Raising Money For Libraries: UA’s $8 Million Man

By LJ Staff

How does a librarian with no formal fundraising training become a formidable fundraiser? At a session at the ALA Annual Conference, Sam Huang, assistant dean for external relations, University of Arizona (UA) described his path. He launched his efforts as special collections curator at Northern Illinois University and was so successful he was assigned one-third of his time to raise money for the library. Then he found a full-time fundraising job at UA, which was seeking someone with an LIS background. In 2001, he was told his target was raising $7 million by 2005. “That’s scary, because I don’t have a donor base,” he recalled. He found one. He asked each of the 136 members of the library Friends group to provide 10 names-and found that his membership tripled in two years.

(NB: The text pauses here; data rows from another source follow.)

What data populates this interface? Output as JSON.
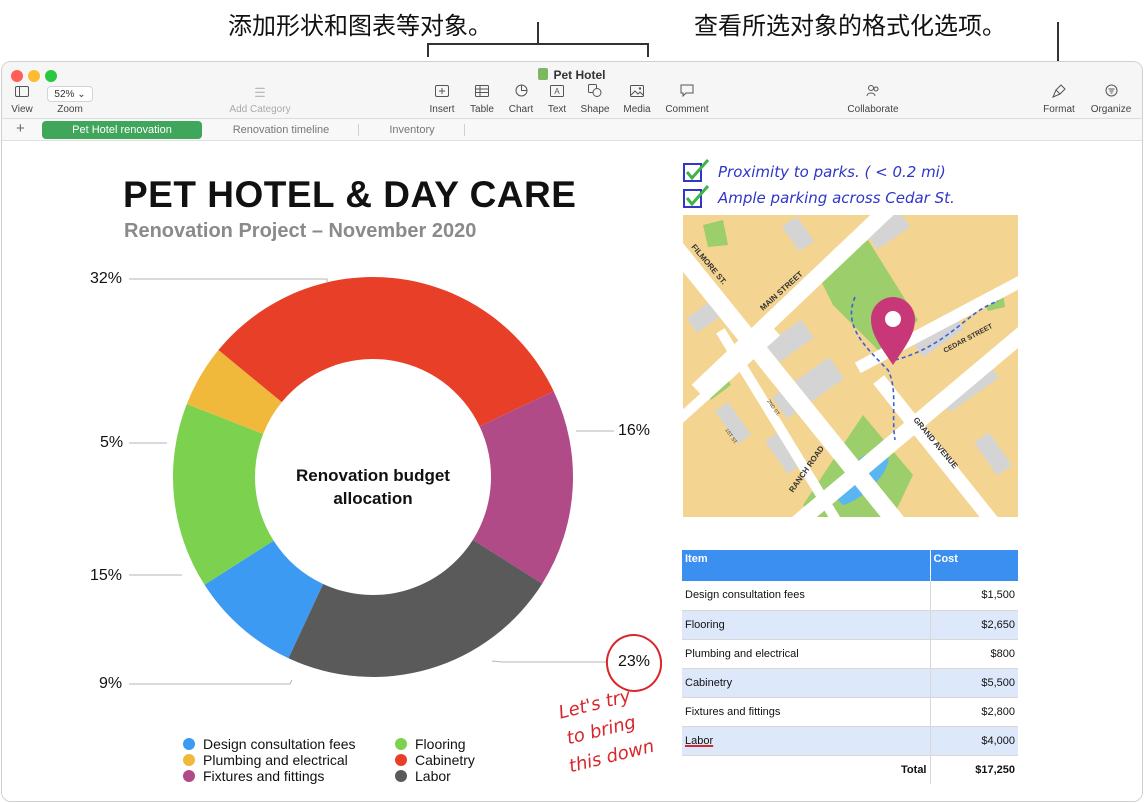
{
  "callouts": {
    "left": "添加形状和图表等对象。",
    "right": "查看所选对象的格式化选项。"
  },
  "window": {
    "title": "Pet Hotel",
    "traffic_colors": [
      "#ff5f57",
      "#febc2e",
      "#28c840"
    ]
  },
  "toolbar": {
    "view": "View",
    "zoom_value": "52%",
    "zoom": "Zoom",
    "add_category": "Add Category",
    "insert": "Insert",
    "table": "Table",
    "chart": "Chart",
    "text": "Text",
    "shape": "Shape",
    "media": "Media",
    "comment": "Comment",
    "collaborate": "Collaborate",
    "format": "Format",
    "organize": "Organize"
  },
  "sheets": {
    "add": "+",
    "tabs": [
      "Pet Hotel renovation",
      "Renovation timeline",
      "Inventory"
    ],
    "active_color": "#3fa65b"
  },
  "doc": {
    "title": "PET HOTEL & DAY CARE",
    "subtitle": "Renovation Project – November 2020"
  },
  "chart_data": {
    "type": "pie",
    "donut": true,
    "center_label": "Renovation budget allocation",
    "center_label_lines": [
      "Renovation budget",
      "allocation"
    ],
    "slices": [
      {
        "name": "Design consultation fees",
        "value": 9,
        "label": "9%",
        "color": "#3d9af2"
      },
      {
        "name": "Flooring",
        "value": 15,
        "label": "15%",
        "color": "#7cd14f"
      },
      {
        "name": "Plumbing and electrical",
        "value": 5,
        "label": "5%",
        "color": "#f0b93b"
      },
      {
        "name": "Cabinetry",
        "value": 32,
        "label": "32%",
        "color": "#e84028"
      },
      {
        "name": "Fixtures and fittings",
        "value": 16,
        "label": "16%",
        "color": "#b04b87"
      },
      {
        "name": "Labor",
        "value": 23,
        "label": "23%",
        "color": "#5a5a5a"
      }
    ],
    "legend": [
      {
        "label": "Design consultation fees",
        "color": "#3d9af2"
      },
      {
        "label": "Flooring",
        "color": "#7cd14f"
      },
      {
        "label": "Plumbing and electrical",
        "color": "#f0b93b"
      },
      {
        "label": "Cabinetry",
        "color": "#e84028"
      },
      {
        "label": "Fixtures and fittings",
        "color": "#b04b87"
      },
      {
        "label": "Labor",
        "color": "#5a5a5a"
      }
    ],
    "legend_position": "bottom"
  },
  "notes": {
    "check1": "Proximity to parks. ( < 0.2 mi)",
    "check2": "Ample parking across Cedar St.",
    "annotation_lines": [
      "Let's try",
      "to bring",
      "this down"
    ],
    "ink_blue": "#2f36c8",
    "ink_red": "#d8262b"
  },
  "map": {
    "streets": [
      "FILMORE ST.",
      "MAIN STREET",
      "CEDAR STREET",
      "GRAND AVENUE",
      "RANCH ROAD",
      "1ST ST.",
      "2ND ST."
    ],
    "colors": {
      "block": "#f4d491",
      "road": "#ffffff",
      "building": "#d4d4d4",
      "park": "#9cce6b",
      "water": "#5ab5f0",
      "pin": "#c83879"
    }
  },
  "table": {
    "headers": [
      "Item",
      "Cost"
    ],
    "rows": [
      {
        "item": "Design consultation fees",
        "cost": "$1,500"
      },
      {
        "item": "Flooring",
        "cost": "$2,650"
      },
      {
        "item": "Plumbing and electrical",
        "cost": "$800"
      },
      {
        "item": "Cabinetry",
        "cost": "$5,500"
      },
      {
        "item": "Fixtures and fittings",
        "cost": "$2,800"
      },
      {
        "item": "Labor",
        "cost": "$4,000"
      }
    ],
    "total_label": "Total",
    "total_value": "$17,250",
    "header_color": "#3a8ff0"
  }
}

He’s found donors in unusual ways. He helps students move into dorms at the beginning of the semester and once, a parent offered to tip. “I said, ‘You can tip the Friends of the Library,'” Huang recalled. Since 2000, the family has given $10,000 a year.” “I don’t have funding training at all. I use my sincerity to tell them how it will impact the library,” Huang observed. “Basketball, sometimes they win, sometimes they lose, but the library is always winning.” In four years, the UA library has created 14 endowments, with a minimum of $10,000 each. He always calls it a ‘family endowment,’ so if something happens to the donor, other family members will continue to contribute. Huang also puts aside $1,000 of his income each year to give to each endowment in small chunks-and that generates additional gifts in return. In four years, he’s raised $8 million–$1 million above his target.